Двадцать второго ноября генерал Ермаков был освобождён от должности командующего 50-й армией «за невыполнение директивы ставки ВГК о переходе в наступление и за непринятие всех мер к приостановлению наступления немцев в районе г. Сталиногорска и его оставление».
Новым командармом Ставка назначила генерала Болдина. Жуков считал эту кандидатуру не лучшим вариантом. Но он терпел, потому что назначение командармов находилось не в компетенции комфронта. Ставке и Верховному — виднее. Тем более что ему предложить было некого, да и о письме секретаря обкома он узнал позже.
Однако войска южнее Тулы генерал Ермаков отвёл самовольно, без разрешения штаба фронта. И Жуков тотчас выслал в Тулу комиссию для расследования обоснованности приказа на отход. Комиссия пришла к выводу: оставленные частями 50-й армии позиции в районе Сталиногорска можно было удержать. На докладе комиссии Жуков собственноручно написал: «Командующего армией предать суду».

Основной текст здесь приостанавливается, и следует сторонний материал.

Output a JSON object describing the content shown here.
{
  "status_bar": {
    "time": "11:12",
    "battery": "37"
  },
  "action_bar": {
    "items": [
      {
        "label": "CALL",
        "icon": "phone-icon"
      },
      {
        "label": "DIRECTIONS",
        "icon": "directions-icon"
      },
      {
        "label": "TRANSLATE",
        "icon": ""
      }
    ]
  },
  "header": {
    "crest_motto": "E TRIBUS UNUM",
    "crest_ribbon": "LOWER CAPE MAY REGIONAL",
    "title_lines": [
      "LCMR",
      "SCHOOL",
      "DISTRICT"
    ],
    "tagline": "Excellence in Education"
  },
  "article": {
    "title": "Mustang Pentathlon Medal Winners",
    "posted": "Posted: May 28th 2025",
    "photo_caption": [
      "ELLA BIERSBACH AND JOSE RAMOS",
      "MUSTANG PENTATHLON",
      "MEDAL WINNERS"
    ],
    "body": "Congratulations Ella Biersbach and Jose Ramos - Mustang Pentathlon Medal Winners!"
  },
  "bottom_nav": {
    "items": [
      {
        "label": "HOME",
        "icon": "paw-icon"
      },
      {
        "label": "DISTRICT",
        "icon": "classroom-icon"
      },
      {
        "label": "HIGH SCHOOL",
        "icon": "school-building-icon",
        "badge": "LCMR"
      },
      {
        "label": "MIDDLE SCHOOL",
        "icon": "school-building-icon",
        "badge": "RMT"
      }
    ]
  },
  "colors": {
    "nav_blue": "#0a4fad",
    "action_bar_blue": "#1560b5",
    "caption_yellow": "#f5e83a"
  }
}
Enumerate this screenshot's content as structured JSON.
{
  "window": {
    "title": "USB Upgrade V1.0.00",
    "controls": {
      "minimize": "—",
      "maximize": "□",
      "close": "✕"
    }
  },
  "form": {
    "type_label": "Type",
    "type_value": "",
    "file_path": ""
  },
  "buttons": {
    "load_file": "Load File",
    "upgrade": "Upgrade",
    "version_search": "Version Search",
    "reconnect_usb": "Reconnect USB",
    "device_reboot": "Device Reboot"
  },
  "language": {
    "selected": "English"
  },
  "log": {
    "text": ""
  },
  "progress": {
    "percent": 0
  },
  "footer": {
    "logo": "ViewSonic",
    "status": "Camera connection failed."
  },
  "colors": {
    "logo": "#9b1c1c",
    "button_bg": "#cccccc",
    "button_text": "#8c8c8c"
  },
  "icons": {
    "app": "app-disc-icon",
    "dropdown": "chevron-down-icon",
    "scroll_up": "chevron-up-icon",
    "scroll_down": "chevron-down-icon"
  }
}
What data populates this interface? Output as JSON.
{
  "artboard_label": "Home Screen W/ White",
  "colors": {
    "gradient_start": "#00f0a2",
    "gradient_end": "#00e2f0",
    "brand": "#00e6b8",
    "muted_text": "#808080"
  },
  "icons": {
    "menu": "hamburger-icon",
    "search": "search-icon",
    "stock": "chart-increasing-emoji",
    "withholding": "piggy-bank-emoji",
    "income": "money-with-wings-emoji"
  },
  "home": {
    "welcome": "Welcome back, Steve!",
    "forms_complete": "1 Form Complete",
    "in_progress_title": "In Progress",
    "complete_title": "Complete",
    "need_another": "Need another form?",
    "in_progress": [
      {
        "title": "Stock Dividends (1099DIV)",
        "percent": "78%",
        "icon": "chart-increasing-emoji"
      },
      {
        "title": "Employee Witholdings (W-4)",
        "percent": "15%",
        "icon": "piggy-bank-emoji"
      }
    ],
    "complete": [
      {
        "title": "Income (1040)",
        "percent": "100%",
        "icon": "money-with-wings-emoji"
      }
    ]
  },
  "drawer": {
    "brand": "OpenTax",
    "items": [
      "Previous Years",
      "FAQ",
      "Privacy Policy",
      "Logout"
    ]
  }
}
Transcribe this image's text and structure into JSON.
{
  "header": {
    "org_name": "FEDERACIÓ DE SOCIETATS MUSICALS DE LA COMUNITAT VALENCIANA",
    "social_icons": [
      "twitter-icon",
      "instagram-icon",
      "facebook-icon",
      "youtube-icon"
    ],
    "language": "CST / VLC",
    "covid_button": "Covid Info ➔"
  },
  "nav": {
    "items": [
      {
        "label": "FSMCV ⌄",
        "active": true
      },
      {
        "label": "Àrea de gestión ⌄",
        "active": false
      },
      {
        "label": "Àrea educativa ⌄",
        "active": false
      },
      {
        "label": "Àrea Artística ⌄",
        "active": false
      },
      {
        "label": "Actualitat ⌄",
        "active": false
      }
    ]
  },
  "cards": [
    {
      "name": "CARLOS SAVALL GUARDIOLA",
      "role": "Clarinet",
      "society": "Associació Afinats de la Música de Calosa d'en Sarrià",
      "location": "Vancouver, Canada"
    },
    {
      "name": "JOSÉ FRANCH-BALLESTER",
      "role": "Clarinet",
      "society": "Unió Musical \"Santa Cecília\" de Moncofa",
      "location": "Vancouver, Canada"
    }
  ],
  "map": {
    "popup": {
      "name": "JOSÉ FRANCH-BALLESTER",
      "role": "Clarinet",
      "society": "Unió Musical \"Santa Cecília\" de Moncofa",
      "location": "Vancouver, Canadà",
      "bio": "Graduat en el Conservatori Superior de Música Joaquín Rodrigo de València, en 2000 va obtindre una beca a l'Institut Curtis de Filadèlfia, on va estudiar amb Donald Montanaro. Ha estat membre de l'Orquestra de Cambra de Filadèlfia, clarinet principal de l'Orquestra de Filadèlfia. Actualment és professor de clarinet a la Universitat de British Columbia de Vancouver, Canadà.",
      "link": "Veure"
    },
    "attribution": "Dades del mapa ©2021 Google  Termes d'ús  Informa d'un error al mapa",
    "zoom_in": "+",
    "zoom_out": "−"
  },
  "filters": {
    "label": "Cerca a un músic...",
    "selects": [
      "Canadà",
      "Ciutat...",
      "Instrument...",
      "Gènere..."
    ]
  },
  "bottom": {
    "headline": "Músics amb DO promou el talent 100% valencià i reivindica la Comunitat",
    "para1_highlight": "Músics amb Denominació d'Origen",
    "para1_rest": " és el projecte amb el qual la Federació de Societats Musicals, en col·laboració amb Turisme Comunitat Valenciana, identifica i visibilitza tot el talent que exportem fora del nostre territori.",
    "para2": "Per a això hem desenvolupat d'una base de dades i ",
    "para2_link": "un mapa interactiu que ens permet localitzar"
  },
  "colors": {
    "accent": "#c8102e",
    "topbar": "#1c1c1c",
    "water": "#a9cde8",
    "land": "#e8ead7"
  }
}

Генерала Ермакова судили. Приговорили к пяти годам исправительно-трудовых лагерей с разжалованием и лишением всех наград. Однако прямо на суде председательствующий предложил осуждённому написать прошение о помиловании. Прошение было рассмотрено, и спустя несколько месяцев — ещё гремела битва за Москву — Ермакову вернули генеральские звёзды, орден Ленина, полученный за Финскую кампанию, и направили в распоряжение Управления кадров РККА, а затем на фронт.
Офицера на войне, а тем более генерала, было не так-то просто расстрелять. Если это не был спонтанный выстрел в порыве гнева.
Но были на Западном фронте в период битвы за Москву и расстрелы. В ноябре перед строем командного состава за сдачу Рузы были расстреляны исполняющий обязанности командира 133-й стрелковой дивизии 5-й армии подполковник А. Г. Герасимов и бывший комиссар дивизии бригадный комиссар Г. Ф. Шабалов. В те же дни перед строем расстреляли командира 151-й мотострелковой бригады 33-й армии майора Ефимова, старшего батальонного комиссара Пегова, комиссара 455-го батальона той же бригады старшего политрука Ершова — «за то, что батальон, поддавшись панике, оставил занимаемый рубеж обороны и отошёл без приказа назад, увлекая за собой другие подразделения». «За сдачу врагу занимаемого рубежа и позорное бегство с поля боя» были расстреляны командир 601-го стрелкового полка 82-й дивизии 5-й армии майор П. А. Ширяев и политрук Р. Е. Колбасенко.